TAMPA (CN) - Retired Col. Thomas Spellissy claims the U.S. Special Operations Command is refusing to release documents to impede his "investigation into war profiteering by general officers". In his federal FOIA complaint, Spellissy claims he was charged with conspiracy to commit mail fraud and bribery as retribution for his role as a whistleblower while he was a high-ranking procurement officer for the Special Operations Command.
Spellissy says he and his company, Strategic Defense International, cannot defend themselves or tell the true story without the documents about USSOCOM's investigation of him.
Spellissy also claims the Pentagon retired him as a lieutenant colonel, rather than as a full colonel, as retribution for his whistle-blowing.
Among the allegations in Spellissy's 21-page complaint are that "On or about February 2002 plaintiff was asked by senior leadership at USSOCOM to hide $20M[illion] in classified aviation accounts from the Office of the Secretary of Defense. Plaintiff 'flatly refused.'"
Spellissy says this funding shenanigan became "known to the public as 'MacDill Gate.'"
He claims, "The senior leadership at USSOCOM coordinated with program managers who were hiding the money to give false briefings to Congress," and that "this $20 million was hid in unclassified programs in the Office's of Program Executive Office, Maritime and Rotary Wing and the Program Executive Office, Fixed Wing. Three companies who benefited from the hidden funds were Sikorsky, Lockheed Martin and Boeing. Our investigation now reveals that money originates from these same three defense companies to donate funding to Congressman C.W. Bill Young's campaign finances."
Spellissy alleges he found other "misappropriation of congressional funds," and claims that one reason he was investigated is because a defense consultant, a competitor of Pellissy's company, made unsubstantiated allegations against him.
He claims that before he was indicted in November 2005, U.S. Rep. Bill Young, R-Fla., held a "secret meeting" about him with the U.S. Attorney in Tampa, and that Young then leaked information from the meeting to St. Petersburg Times reporter Paul De La Garza.

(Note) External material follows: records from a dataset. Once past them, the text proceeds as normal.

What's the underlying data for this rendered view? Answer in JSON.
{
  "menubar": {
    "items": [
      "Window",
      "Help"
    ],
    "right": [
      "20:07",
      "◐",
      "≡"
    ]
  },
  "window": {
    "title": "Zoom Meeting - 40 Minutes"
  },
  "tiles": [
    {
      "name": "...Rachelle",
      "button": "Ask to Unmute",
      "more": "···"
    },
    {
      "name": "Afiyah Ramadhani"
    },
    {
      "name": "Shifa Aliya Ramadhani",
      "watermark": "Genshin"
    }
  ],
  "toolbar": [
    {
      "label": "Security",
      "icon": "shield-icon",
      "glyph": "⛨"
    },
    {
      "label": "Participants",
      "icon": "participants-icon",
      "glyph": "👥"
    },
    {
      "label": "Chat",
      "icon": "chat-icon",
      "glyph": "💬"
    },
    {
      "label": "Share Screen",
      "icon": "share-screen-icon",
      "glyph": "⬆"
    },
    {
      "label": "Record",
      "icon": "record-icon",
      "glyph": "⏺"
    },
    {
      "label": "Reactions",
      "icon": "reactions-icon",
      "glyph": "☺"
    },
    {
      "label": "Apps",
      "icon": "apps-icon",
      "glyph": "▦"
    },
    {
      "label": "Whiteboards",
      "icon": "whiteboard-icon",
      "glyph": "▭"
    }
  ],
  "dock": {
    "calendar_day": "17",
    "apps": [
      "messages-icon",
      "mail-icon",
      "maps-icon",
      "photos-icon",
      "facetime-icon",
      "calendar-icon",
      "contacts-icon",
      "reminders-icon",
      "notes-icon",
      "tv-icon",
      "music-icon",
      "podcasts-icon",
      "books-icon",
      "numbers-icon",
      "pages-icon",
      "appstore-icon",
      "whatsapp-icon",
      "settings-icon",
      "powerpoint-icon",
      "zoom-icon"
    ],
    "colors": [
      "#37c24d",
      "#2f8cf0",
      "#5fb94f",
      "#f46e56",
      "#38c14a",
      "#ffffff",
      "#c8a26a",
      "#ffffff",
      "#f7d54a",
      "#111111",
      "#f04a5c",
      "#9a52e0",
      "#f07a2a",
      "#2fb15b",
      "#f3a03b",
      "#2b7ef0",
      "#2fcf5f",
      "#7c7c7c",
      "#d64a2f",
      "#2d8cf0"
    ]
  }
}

The complaint continues: "In September 2006, Paul De La Garza was working on a story regarding Congressman Young's and Senator Ted Stevens, R-Alaska, involvement in the hiding of $20 million at the United States Special Operations Command. De La Garza was specifically investigating why Doug Gregory, Congressman Young's Professional Staffer, Lesley Kalen, Senator Stevens' Professional Staffer and Elaine Kingston, General [Bryan 'Doug'] Brown's Comptroller refused to cooperate with the Defense Criminal Investigative Services in the investigation. ... In October 2006 plaintiff was assisting De La Garza with his story and on the weekend before he was going to publish the story, he died. The story was never printed. Plaintiff was listed as a witness in 'MacDill Gate,' however, he was never interviewed by investigators."
Spellissy claims the Army retired him, unfairly, as a lieutenant colonel rather than a colonel. His complaint states: "The reason given to plaintiff for the reduction is that he was found of conspiracy [sic] to commit mail fraud and bribery on July 6, 2006, in the Middle District of Florida while he was on active duty. ... However, plaintiff was not charged with conspiracy to commit mail fraud and the trial judge, Honorable James Whittemore stated, 'It is undisputed that defendant Spellissy had retired from active duty when he committed the offenses of conviction.'"
Spellissy demands specific documents on USSOCOM's investigation of him. He is represented by John McGuire of Clearwater, Fla.
A raft of documents about the imbroglio is available at www.fight4spellissy.com.